The Stanford scientists identified obestatin via bioinformatics methods: They found a conserved stretch of amino acids (suggesting biological function) in the ghrelin precursor protein. Armed with that knowledge, the researchers were able to isolate a protein that fit the bill from rat stomachs. Hsueh's group also identified the obestatin receptor; Tschoep termed the simultaneous discovery of hormone and receptor "spectacular."

Synthetic obestatin suppressed food intake by about 50 percent in normal adult mice, with a concomitant reduction in weight gain of a still-impressive 20 percent over eight weeks, though in mice, a 20 percent reduction in body weight gain works out to less than a gram.

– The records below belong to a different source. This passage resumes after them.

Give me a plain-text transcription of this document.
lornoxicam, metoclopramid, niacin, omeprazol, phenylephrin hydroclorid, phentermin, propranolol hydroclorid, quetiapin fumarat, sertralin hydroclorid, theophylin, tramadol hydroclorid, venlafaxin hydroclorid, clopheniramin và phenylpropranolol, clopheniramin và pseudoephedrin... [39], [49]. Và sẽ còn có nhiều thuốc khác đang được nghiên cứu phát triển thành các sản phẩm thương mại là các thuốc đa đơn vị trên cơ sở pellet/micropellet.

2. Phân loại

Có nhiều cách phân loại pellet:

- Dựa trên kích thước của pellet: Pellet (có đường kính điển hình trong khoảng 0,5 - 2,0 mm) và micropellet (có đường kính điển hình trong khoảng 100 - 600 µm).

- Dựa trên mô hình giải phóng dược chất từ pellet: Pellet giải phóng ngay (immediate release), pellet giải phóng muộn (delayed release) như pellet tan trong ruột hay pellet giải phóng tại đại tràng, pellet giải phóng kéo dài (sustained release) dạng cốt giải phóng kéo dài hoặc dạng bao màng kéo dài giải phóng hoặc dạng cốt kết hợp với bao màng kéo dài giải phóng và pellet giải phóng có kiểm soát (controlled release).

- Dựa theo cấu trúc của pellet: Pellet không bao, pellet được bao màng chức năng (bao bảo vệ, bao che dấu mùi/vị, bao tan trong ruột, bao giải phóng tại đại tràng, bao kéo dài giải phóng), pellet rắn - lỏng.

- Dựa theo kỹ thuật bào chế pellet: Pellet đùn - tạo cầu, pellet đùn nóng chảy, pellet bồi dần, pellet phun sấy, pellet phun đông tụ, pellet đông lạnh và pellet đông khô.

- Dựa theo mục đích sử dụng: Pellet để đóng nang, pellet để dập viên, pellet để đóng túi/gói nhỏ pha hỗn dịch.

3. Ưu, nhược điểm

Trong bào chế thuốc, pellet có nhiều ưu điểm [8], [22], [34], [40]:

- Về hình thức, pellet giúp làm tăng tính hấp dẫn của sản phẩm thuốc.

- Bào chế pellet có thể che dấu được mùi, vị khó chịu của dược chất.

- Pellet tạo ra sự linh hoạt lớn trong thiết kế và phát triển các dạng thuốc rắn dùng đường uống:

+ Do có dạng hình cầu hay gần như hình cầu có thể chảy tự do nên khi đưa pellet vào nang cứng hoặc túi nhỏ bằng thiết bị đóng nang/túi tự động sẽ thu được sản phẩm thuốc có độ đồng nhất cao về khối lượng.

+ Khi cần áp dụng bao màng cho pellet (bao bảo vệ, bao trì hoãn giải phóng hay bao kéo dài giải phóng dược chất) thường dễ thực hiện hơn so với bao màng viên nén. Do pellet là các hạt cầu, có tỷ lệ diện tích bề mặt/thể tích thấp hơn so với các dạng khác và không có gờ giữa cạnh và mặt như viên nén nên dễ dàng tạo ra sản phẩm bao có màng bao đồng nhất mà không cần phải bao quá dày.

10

There's plenty of work to do before obestatin pans out in the clinic, if it ever does. Hsueh and his team have studied only effects of administering obestatin in normal weight mice to date, and no data exist on its effects in obese mice, let alone normal or obese humans. Furthermore, while ghrelin levels vary according to whether animals have recently eaten or not, obestatin levels showed no such sensitivity to food. Weight and appetite regulation is a complex system, with dozens of players identified to date. Both ghrelin and obestatin are modified after being translated, so their ultimate interplay in the body may be much more complicated than their derivation from the same protein precursor suggests. Another possibility is that bodyweight regulation is not obestatin's primary function.

Nevertheless, either direct administration of obestatin or screening for drugs that affect its receptors are obvious possibilities for drug development. Hsueh said his group is "working hard" on making a knockout mouse for the obestatin receptor, as well as on what he termed the most obvious question: "Does this work in the obese animal?"

Given the considerable industry interest - New Brunswick, N.J.-based Johnson & Johnson sponsored the research and already has licensed some of the rights to obestatin - we are sure to find out.